Fièvre hémorragique Crimée-Congo : mieux comprendre la situation
Moins connue du grand public, la fièvre hémorragique Crimée-Congo (FHCC) est une zoonose virale qui se transmet via certaines espèces de tiques infectées, Hyalomma marginatum. L’homme peut être infecté par la morsure d’une tique infectée ou via un contact étroit avec le sang ou les fluides corporels d’un animal ou d’un être humain infecté. « Il n’existe pas de cas humain en France », a rassuré d’emblée Raphaëlle Metras, chercheuse en épidémiologie des zoonoses (Sorbonne Université). En revanche, 66 cas humains ont été rapportés en Europe depuis 2013, plus précisément en Bulgarie, en Grèce, en Espagne et au Portugal. « En 2025, 5 cas ont été recensés : 2 en Grèce et 3 en Espagne », a indiqué la chercheuse. Et de préciser : « La FHCC est asymptomatique dans 70 à 90 % des cas, mais peut entraîner des formes hémorragiques dans 5 à 40 % des cas ». Selon des estimations de l’OMS, l’infection serait présente dans 30 pays et provoquerait entre 10 000 et 15 000 infections par an.

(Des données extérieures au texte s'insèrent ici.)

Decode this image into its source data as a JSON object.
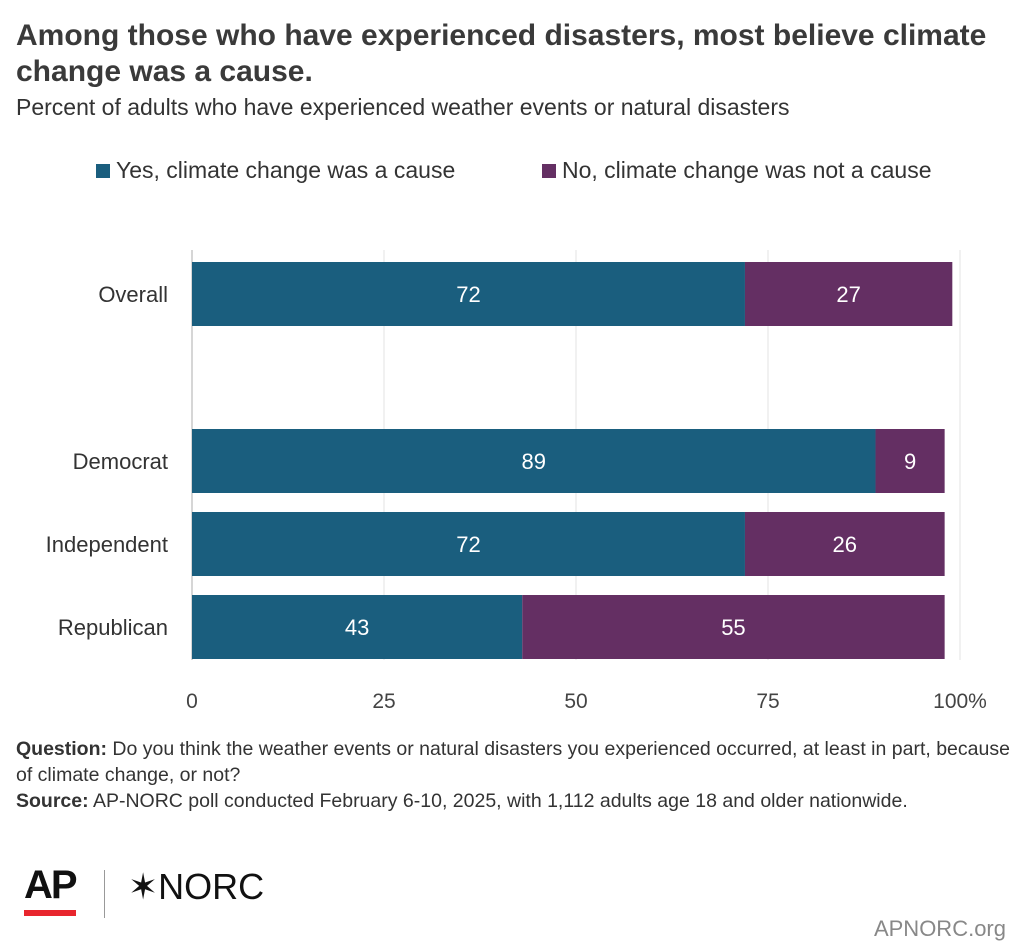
{
  "title": "Among those who have experienced disasters, most believe climate change was a cause.",
  "subtitle": "Percent of adults who have experienced weather events or natural disasters",
  "notes": {
    "question_label": "Question:",
    "question_text": " Do you think the weather events or natural disasters you experienced occurred, at least in part, because of climate change, or not?",
    "source_label": "Source:",
    "source_text": " AP-NORC poll conducted February 6-10, 2025, with 1,112 adults age 18 and older nationwide."
  },
  "logos": {
    "ap": "AP",
    "norc": "NORC",
    "norc_mark": "✶"
  },
  "footer_url": "APNORC.org",
  "chart_data": {
    "type": "bar",
    "orientation": "horizontal",
    "stacked": true,
    "categories": [
      "Overall",
      "Democrat",
      "Independent",
      "Republican"
    ],
    "series": [
      {
        "name": "Yes, climate change was a cause",
        "color": "#1a5e7e",
        "values": [
          72,
          89,
          72,
          43
        ]
      },
      {
        "name": "No, climate change was not a cause",
        "color": "#642f63",
        "values": [
          27,
          9,
          26,
          55
        ]
      }
    ],
    "xlim": [
      0,
      100
    ],
    "xticks": [
      "0",
      "25",
      "50",
      "75",
      "100%"
    ],
    "xtick_values": [
      0,
      25,
      50,
      75,
      100
    ],
    "grid": true,
    "legend": "top"
  }
}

Et en France, quel est le risque ? « Il existe mais sa probabilité reste à estimer ». Des travaux sont en cours à l’unité des virus émergents de l’université de Corte en Corse, où la présence de tiques Hyalomma marginatum a été observée, comme dans tous les départements du pourtour méditerranéen (Pyrénées-Orientales, Aude, Hérault, Gard, Bouches-du-Rhône, Var, Alpes-Maritimes), ainsi qu’en Drôme et en Ardèche. « Les travaux portant sur les échantillons collectés en 2023 et 2024 sur des ovins, bovins, caprins et chevaux contaminés en Corse ont permis de mettre en évidence la présence d’anticorps anti-FHCC à des taux certes très faibles mais néanmoins existants ». Des signaux d’alerte qui incitent à la plus grande vigilance. « Il est nécessaire de comprendre et de documenter cette situation épidémiologique à la fois dans le temps et dans l’espace. Nous devons mener des études à plus grande échelle chez l’Homme et comprendre l’évolution de la contamination chez les animaux ».

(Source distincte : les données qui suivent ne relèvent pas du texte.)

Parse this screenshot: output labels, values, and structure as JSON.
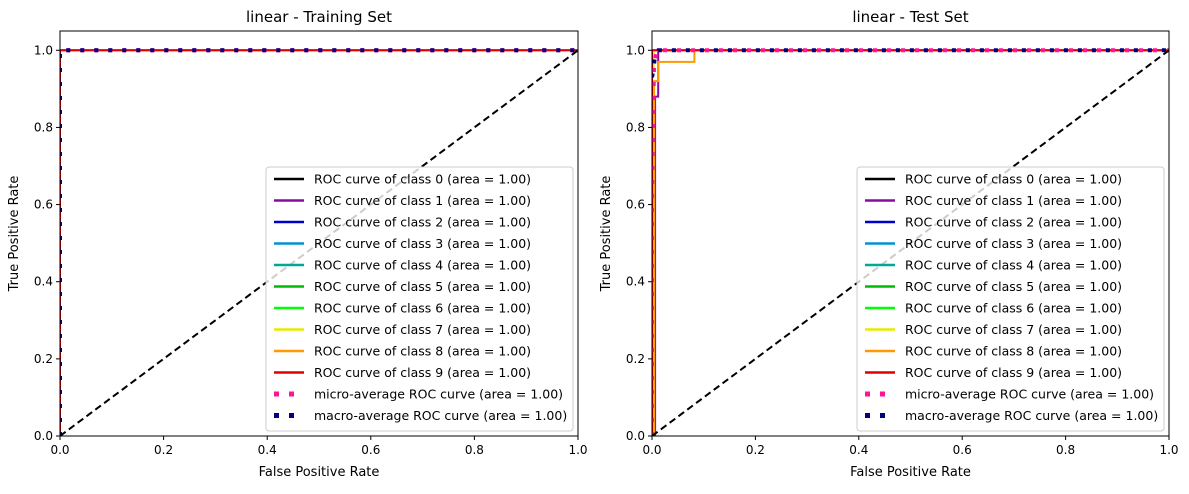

C’est tout l’objet du projet ARCHE. Lancé le 1er Octobre 2024 pour une durée de 5 ans, ce projet, basé sur une approche « One Health », est coordonné par l’UR BIOSCOPE Génomique Métabolique du Génoscope (INSERM – Université de Corse Pascal Paoli), sous la direction d’Alessandra Falchi, et financé par l’Agence Nationale de la Recherche (ANR) dans le cadre du Programme de recherche ANR France 2030 PEPR PREZODE* (Preventing Zoonotic Diseases Emergence). Son but : modéliser les processus épidémiques, évaluer les scénarios possibles et proposer des stratégies de prévention adaptées, afin de fournir des informations utiles aux autorités sanitaires et d’améliorer la gestion des risques sanitaires liés au CCHFV. D’ici là, les seuls moyens de se prémunir reste de porter des vêtements longs pour éviter de se faire piquer par des tiques infectées.
* Le PEPR PREZODE a pour objectif de renforcer la production de connaissances et le développement d’outils pertinents pour définir des stratégies innovantes de réduction des risques et de détection précoce des émergences.